During nearly four years, a portentously large slice of life under five-and-twenty, it had been one long case of give-and-take between Geoffrey and Dinah—the ‘take’ invariably on Dinah’s side. She took his heart from him to start with. She took the happiness out of his youth. Silently, unrecognised, Geoffrey constituted himself her knight-errant in the hour of his own sharpest pain. (Till her death Dinah could never know the part played by Geoffrey at the time of her engagement and marriage.) In a hundred ways he had since steadied her husband in the path of right. By a hundred unselfish actions he had smoothed nascent domestic discontents, any one of which might have worked mortal havoc with Dinah’s peace.

She had received all his devotion—a prevalent weakness, it is to be feared, among gentle, unimaginative women of her type—as the simplest thing in the world!

If Dinah, as once there was promise, had had children, doubt not that her moral nature must have widened. But this was not to be. A tiny, dying creature held between weak arms for half a day; some yellowing, never-used baby-clothes, jealously hidden out of Gaston’s sight; a kiss stolen, when her husband was not by to see, from any fair cottage babe she might chance to come across in her walk—this much, and no more, was Dinah to know of motherhood.

And the love blindly centred on Gaston had in it an element which, although the word is hard, must in justice be called selfishness.

‘Nothing Gaston likes so well as the smell of flowers on his breakfast table.’ And Dinah still carelessly held out her hand in a receptive attitude. ‘He says his brain must be like the brains of dogs or deer—smell colours all his thoughts. You will see, Geff! Those heliotropes and roses will just set him kneading some new idea into clay to-morrow morning.’

But the heliotropes and the roses did not quit Geoffrey’s hand.

In this moment, ay, while Dinah was speaking, a current of new, keen, healthful life had swept through him. He felt more thoroughly master of himself than he had done since that May evening when he first blindly surrendered his will, with his heart, to a blonde girl watering flowers through a casement window at Lesser Cheriton. Marjorie’s roses, fresh from her pure touch, a friendly gift from the world-scorning child who, somehow, looked upon her tutor as out of the scope of scorn, were his. If Gaston needed inspiration from flower-scents, Doctor Thorne’s garden, any other garden than that of the Seigneur of Tintajeux, must supply the inspiration.

He made a dexterous exit, rushed away, boy-fashion, light of spirit, three steps at a time, to his own room. And before half a minute was over Dinah Arbuthnot had forgotten him. Poor old faithful Geff, his lesson-giving, his heiress, his bouquet—what were these, nay, what were the alien concerns of the universe to a pathetically tender soul, quick smarting under its own immediate and narrow pain!

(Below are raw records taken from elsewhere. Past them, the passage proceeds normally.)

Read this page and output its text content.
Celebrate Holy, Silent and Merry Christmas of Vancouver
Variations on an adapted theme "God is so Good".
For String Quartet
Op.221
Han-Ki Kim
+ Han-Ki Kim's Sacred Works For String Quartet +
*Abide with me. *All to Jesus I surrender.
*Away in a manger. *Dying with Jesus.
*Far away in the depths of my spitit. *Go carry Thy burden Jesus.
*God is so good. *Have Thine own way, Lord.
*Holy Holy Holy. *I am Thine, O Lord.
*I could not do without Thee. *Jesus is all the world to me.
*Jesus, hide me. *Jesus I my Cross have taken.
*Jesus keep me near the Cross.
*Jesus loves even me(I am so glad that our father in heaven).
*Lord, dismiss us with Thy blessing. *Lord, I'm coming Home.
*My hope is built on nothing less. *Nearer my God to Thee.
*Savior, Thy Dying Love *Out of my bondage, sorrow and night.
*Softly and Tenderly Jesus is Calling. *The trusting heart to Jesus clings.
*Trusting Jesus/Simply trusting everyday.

Had Linda Thorne the power of holding an artist’s restless fancy captive, the genius of making time pass swiftly, the talent of clever talk, of giving genial little dinners, of dressing perfectly? Above all, was she a woman to expect nothing whatever in return for her devotion? A woman strong enough to be philosophical, even, towards a rival who should vanquish her, in her own world, with her own weapons? If she were thus gifted—Dinah moved to the window and looked out across the hotel garden to a point between an opening in the trees where the sea showed blue and foamless—if Linda Thorne were thus gifted, then might to-night be taken as a foretaste of what the next six weeks, the bloom and glory of a mid-Channel summer, had in store for herself.